More than 50 pilot whales stranded on Scottish beaches as rescuers battle high winds and rain to save them
The Stornoway Coastguard Rescue Team was dispatched after the alarm was raised at 7.45am.
A large pod of more than 50 pilot whales has been stranded on a beach in the Outer Hebrides, with police urging people to stay away.
Rescuers are battling rain and strong winds to save the animals, but many are believed to have tragically lost their lives.
The location of the Isle of Lewis is currently not being disclosed by British Divers Marine Life Rescue to discourage large gatherings.
The Stornoway Coastguard Rescue Team was dispatched to the beach after the alarm was raised at 7.45am today.
Long-finned pilot whales are highly social animals that have been recorded in aggregations of over 1,000 individuals in only a few animal groups.
A large pod of more than 50 pilot whales has been stranded in the Outer Hebrides
Rescuers battled through the rain and high winds to save the animals but many are believed to have tragically lost their lives
One of the rescuers saw the animals drowning in water and desperately trying to keep them alive
About a dozen rescuers were pictured taking part in rescue efforts on the Isle of Lewis
A rescue team was seen drowning the animals as they desperately tried to keep them alive.
Whales have also been seen being dragged back out to sea on tarpaulins.
Pilot whales are well known for their extensive stranding behavior and in 1992 eleven animals were stranded on Lewis Island.
In July 2011 a pod of pilot whales became stranded in the Kyle of Durness, Sutherland, in what is believed to be Scotland’s largest ever.
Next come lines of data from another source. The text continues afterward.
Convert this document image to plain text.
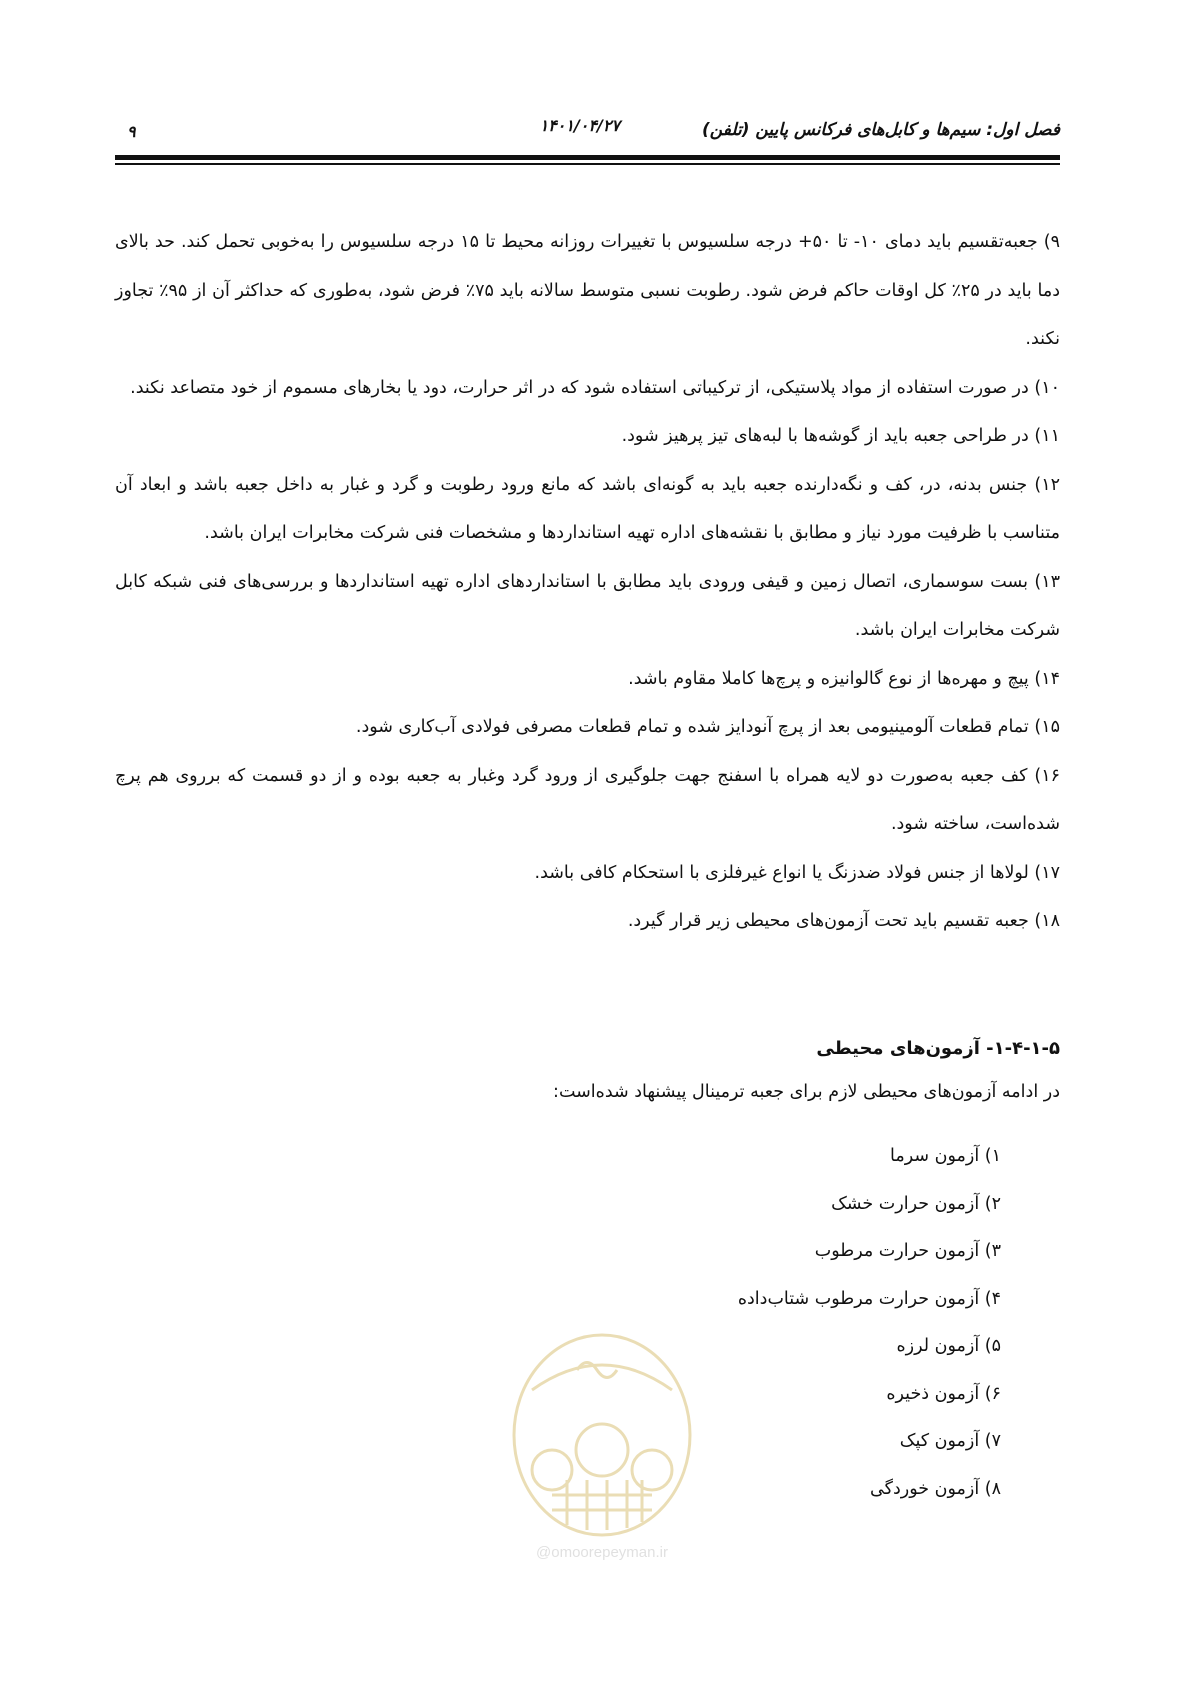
فصل اول: سیم‌ها و کابل‌های فرکانس پایین (تلفن)
۱۴۰۱/۰۴/۲۷
۹

۹) جعبه‌تقسیم باید دمای ۱۰- تا ۵۰+ درجه سلسیوس با تغییرات روزانه محیط تا ۱۵ درجه سلسیوس را به‌خوبی تحمل کند. حد بالای دما باید در ۲۵٪ کل اوقات حاکم فرض شود. رطوبت نسبی متوسط سالانه باید ۷۵٪ فرض شود، به‌طوری که حداکثر آن از ۹۵٪ تجاوز نکند.

۱۰) در صورت استفاده از مواد پلاستیکی، از ترکیباتی استفاده شود که در اثر حرارت، دود یا بخارهای مسموم از خود متصاعد نکند.

۱۱) در طراحی جعبه باید از گوشه‌ها با لبه‌های تیز پرهیز شود.

۱۲) جنس بدنه، در، کف و نگه‌دارنده جعبه باید به گونه‌ای باشد که مانع ورود رطوبت و گرد و غبار به داخل جعبه باشد و ابعاد آن متناسب با ظرفیت مورد نیاز و مطابق با نقشه‌های اداره تهیه استانداردها و مشخصات فنی شرکت مخابرات ایران باشد.

۱۳) بست سوسماری، اتصال زمین و قیفی ورودی باید مطابق با استانداردهای اداره تهیه استانداردها و بررسی‌های فنی شبکه کابل شرکت مخابرات ایران باشد.

۱۴) پیچ و مهره‌ها از نوع گالوانیزه و پرچ‌ها کاملا مقاوم باشد.

۱۵) تمام قطعات آلومینیومی بعد از پرچ آنودایز شده و تمام قطعات مصرفی فولادی آب‌کاری شود.

۱۶) کف جعبه به‌صورت دو لایه همراه با اسفنج جهت جلوگیری از ورود گرد وغبار به جعبه بوده و از دو قسمت که برروی هم پرچ شده‌است، ساخته شود.

۱۷) لولاها از جنس فولاد ضدزنگ یا انواع غیرفلزی با استحکام کافی باشد.

۱۸) جعبه تقسیم باید تحت آزمون‌های محیطی زیر قرار گیرد.

۱-۴-۱-۵- آزمون‌های محیطی
در ادامه آزمون‌های محیطی لازم برای جعبه ترمینال پیشنهاد شده‌است:
۱) آزمون سرما
۲) آزمون حرارت خشک
۳) آزمون حرارت مرطوب
۴) آزمون حرارت مرطوب شتاب‌داده
۵) آزمون لرزه
۶) آزمون ذخیره
۷) آزمون کپک
۸) آزمون خوردگی
@omoorepeyman.ir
About 19 of the 70 whales died.
Four large bombs detonated underwater by the Royal Navy were later blamed by government scientists for the massive holdup.
Pilot whales are well known for their mass stranding behavior
The latest stranding comes after Scotland’s biggest event in July 2011 at the Kyle of Durness in Sutherland.
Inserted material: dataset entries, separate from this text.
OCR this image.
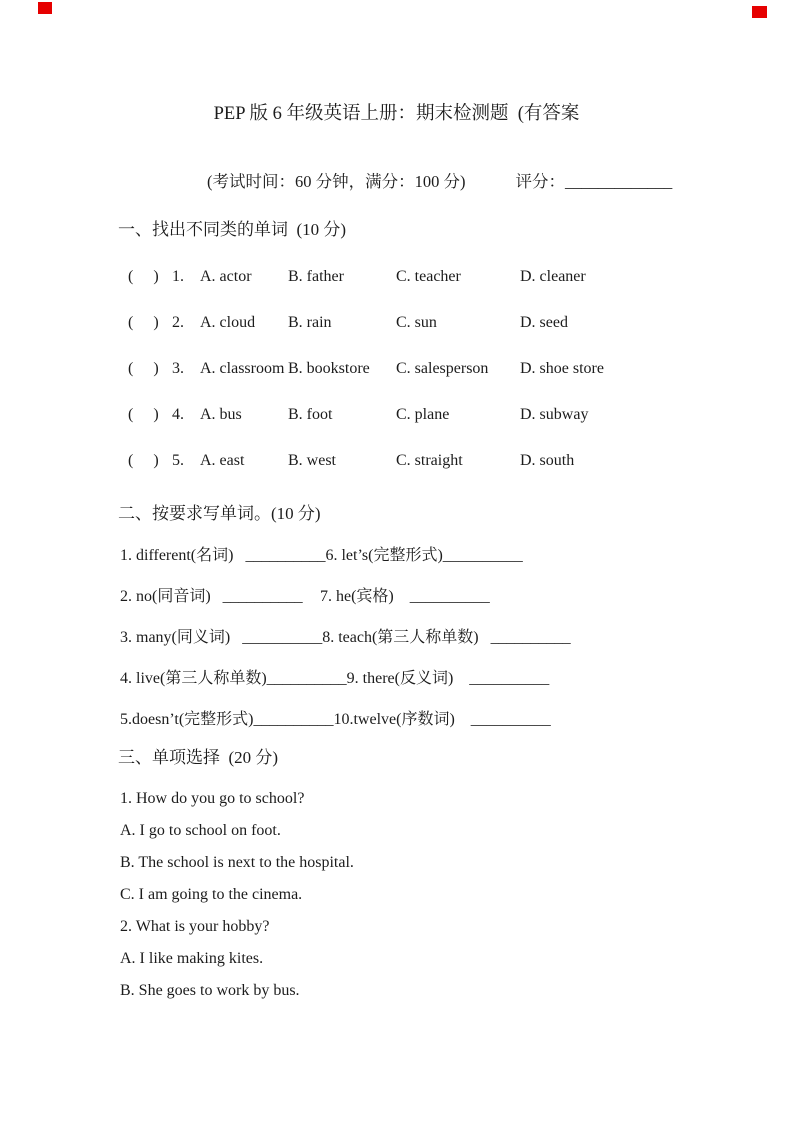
PEP 版 6 年级英语上册：期末检测题  (有答案
(考试时间：60 分钟，满分：100 分)	评分： _____________
一、找出不同类的单词  (10 分)
(     ) 1.	A. actor	B. father	C. teacher	D. cleaner
(     ) 2.	A. cloud	B. rain	C. sun	D. seed
(     ) 3.	A. classroom B. bookstore	C. salesperson	D. shoe store
(     ) 4.	A. bus	B. foot	C. plane	D. subway
(     ) 5.	A. east	B. west	C. straight	D. south
二、按要求写单词。(10 分)
1. different(名词)   __________ 6. let’s(完整形式)__________
2. no(同音词)   __________	7. he(宾格)    __________
3. many(同义词)   __________ 8. teach(第三人称单数)   __________
4. live(第三人称单数)__________ 9. there(反义词)    __________
5.doesn’t(完整形式)__________ 10.twelve(序数词)    __________
三、单项选择  (20 分)
1. How do you go to school?
A. I go to school on foot.
B. The school is next to the hospital.
C. I am going to the cinema.
2. What is your hobby?
A. I like making kites.
B. She goes to work by bus.
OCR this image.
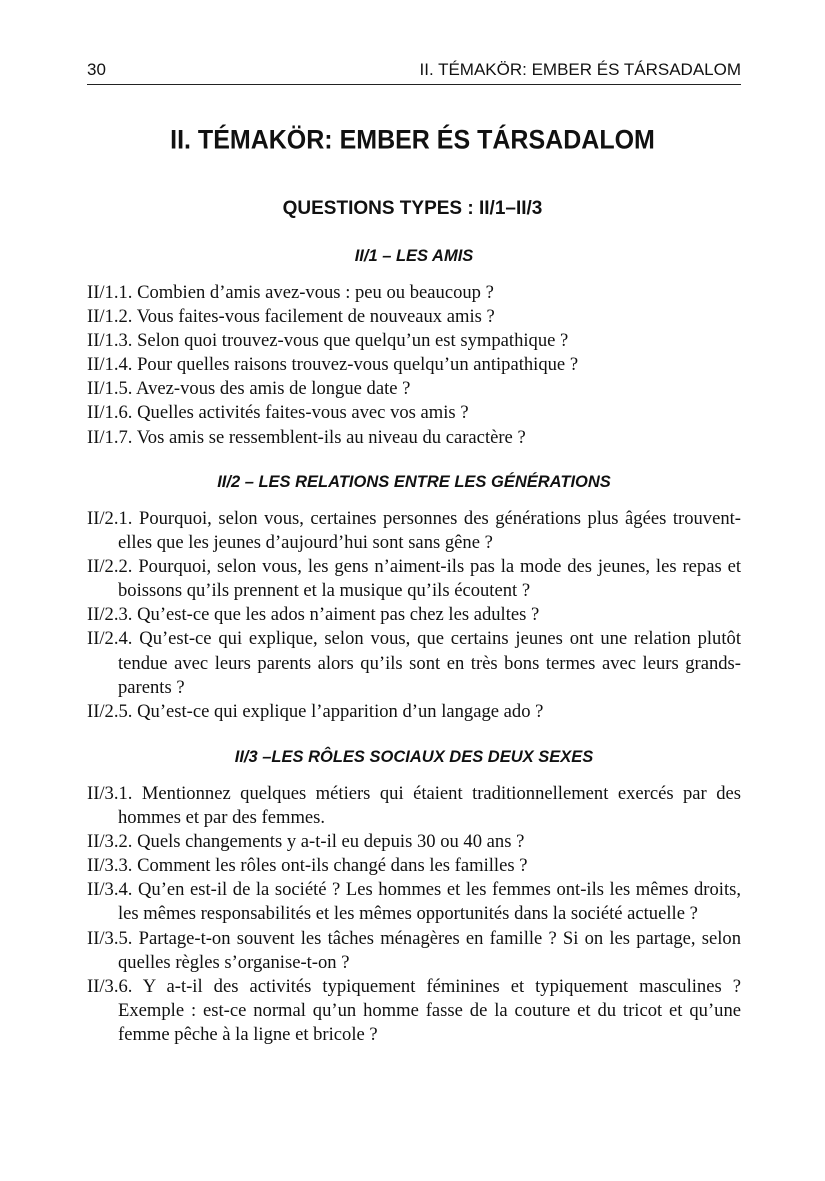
30	II. TÉMAKÖR: EMBER ÉS TÁRSADALOM
II. TÉMAKÖR: EMBER ÉS TÁRSADALOM
QUESTIONS TYPES : II/1–II/3
II/1 – LES AMIS
II/1.1. Combien d’amis avez-vous : peu ou beaucoup ?
II/1.2. Vous faites-vous facilement de nouveaux amis ?
II/1.3. Selon quoi trouvez-vous que quelqu’un est sympathique ?
II/1.4. Pour quelles raisons trouvez-vous quelqu’un antipathique ?
II/1.5. Avez-vous des amis de longue date ?
II/1.6. Quelles activités faites-vous avec vos amis ?
II/1.7. Vos amis se ressemblent-ils au niveau du caractère ?
II/2 – LES RELATIONS ENTRE LES GÉNÉRATIONS
II/2.1. Pourquoi, selon vous, certaines personnes des générations plus âgées trouvent-elles que les jeunes d’aujourd’hui sont sans gêne ?
II/2.2. Pourquoi, selon vous, les gens n’aiment-ils pas la mode des jeunes, les repas et boissons qu’ils prennent et la musique qu’ils écoutent ?
II/2.3. Qu’est-ce que les ados n’aiment pas chez les adultes ?
II/2.4. Qu’est-ce qui explique, selon vous, que certains jeunes ont une relation plutôt tendue avec leurs parents alors qu’ils sont en très bons termes avec leurs grands-parents ?
II/2.5. Qu’est-ce qui explique l’apparition d’un langage ado ?
II/3 –LES RÔLES SOCIAUX DES DEUX SEXES
II/3.1. Mentionnez quelques métiers qui étaient traditionnellement exercés par des hommes et par des femmes.
II/3.2. Quels changements y a-t-il eu depuis 30 ou 40 ans ?
II/3.3. Comment les rôles ont-ils changé dans les familles ?
II/3.4. Qu’en est-il de la société ? Les hommes et les femmes ont-ils les mêmes droits, les mêmes responsabilités et les mêmes opportunités dans la société actuelle ?
II/3.5. Partage-t-on souvent les tâches ménagères en famille ? Si on les partage, selon quelles règles s’organise-t-on ?
II/3.6. Y a-t-il des activités typiquement féminines et typiquement masculines ? Exemple : est-ce normal qu’un homme fasse de la couture et du tricot et qu’une femme pêche à la ligne et bricole ?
A long-delayed report by the Department of Environment, Food and Rural Affairs said the noise from the explosions could damage the whales’ hearing and navigation, causing them to die on beaches.
Long-finned pilot whales occasionally perform bow rides, tail slaps and spy-hops – raising their heads vertically out of the water – although they are more often encountered resting at the surface, known as logging.